Сердце Виниция забилось сильнее.

У ворот два могильщика отбирали тессеры. Виниций и его спутники оказались на довольно большой, кругом обнесенной стеною площади. Кое-где высились отдельные памятники, а посреди кладбища находился собственно склеп, или гипогей, нижняя часть которого располагалась под землею, и там были гробницы, — перед входом в склеп бил небольшой фонтан. Было ясно, что в самом гипогее большое число людей никак не поместится. Виниций догадался, что собрание будет происходить под открытым небом, и действительно внутри ограды вскоре собралась многолюдная толпа. Кругом, сколько хватал глаз, мерцали огоньки, но многие пришли без фонарей. Лишь несколько человек стояли с обнаженной головой, все прочие — то ли опасаясь предателей, а может, и холода — не снимали капюшонов, и молодой патриций с тревогой подумал, что если так будет до конца, то в этой густой толпе, при тусклом свете, ему не удастся увидеть Лигию.

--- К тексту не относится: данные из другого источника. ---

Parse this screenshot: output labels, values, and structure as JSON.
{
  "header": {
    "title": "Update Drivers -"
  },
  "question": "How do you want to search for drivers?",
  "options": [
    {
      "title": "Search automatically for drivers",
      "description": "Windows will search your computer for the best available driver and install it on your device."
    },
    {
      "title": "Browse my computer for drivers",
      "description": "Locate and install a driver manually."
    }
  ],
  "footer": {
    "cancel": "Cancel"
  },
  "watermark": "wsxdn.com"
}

Но внезапно возле склепа зажгли несколько смоляных факелов и сложили из них костер. Стало светлее. Толпа затянула сперва тихо, потом все громче какой-то странный гимн. Никогда в жизни Виниций такого пенья не слышал. Тоска, поразившая его в мелодиях, которые напевали вполголоса путники, идя на кладбище, звучала и в этом гимне, но гораздо отчетливее и выразительнее, и постепенно набрала такой пронзительности и мощи, словно вместе с людьми изливали тоску и кладбище это, и холмы, и овраги, и вся земля вокруг. Была в этом пенье мольба о свете, смиренная просьба о спасении заблудших во мраке. Подняв кверху головы, люди словно видели кого-то там, в вышине, и воздетые их руки призывали это божество сойти на землю. Но вот пенье смолкло, наступила минута тишины и ожидания, настолько напряженного, что и Виниций, и его спутники невольно стали поглядывать на звезды, как бы опасаясь, что может произойти нечто необычное и что в самом деле кто-то сойдет с небес. В Малой Азии, в Египте и в самом Риме Виниций повидал множество разнообразных храмов, познакомился со многими верованиями и слышал всевозможные песнопения, но здесь он впервые увидел людей, которые взывали к божеству своим пеньем, не просто выполняя установленный обряд, а из глубины души и с такой доподлинно сердечной тоской, с какой тоскуют дети по отцу и матери. Надо было быть слепым, чтобы не видеть, — эти люди не только чтят своего бога, но любят его всем сердцем, а этого Виницию не довелось видеть ни в одном краю, ни в одном из обрядов, ни в одном храме. Ведь и в Риме, и в Греции те, кто еще почитали богов, делали это, чтобы получить их помощь или из страха, но никому и в голову не приходило их любить.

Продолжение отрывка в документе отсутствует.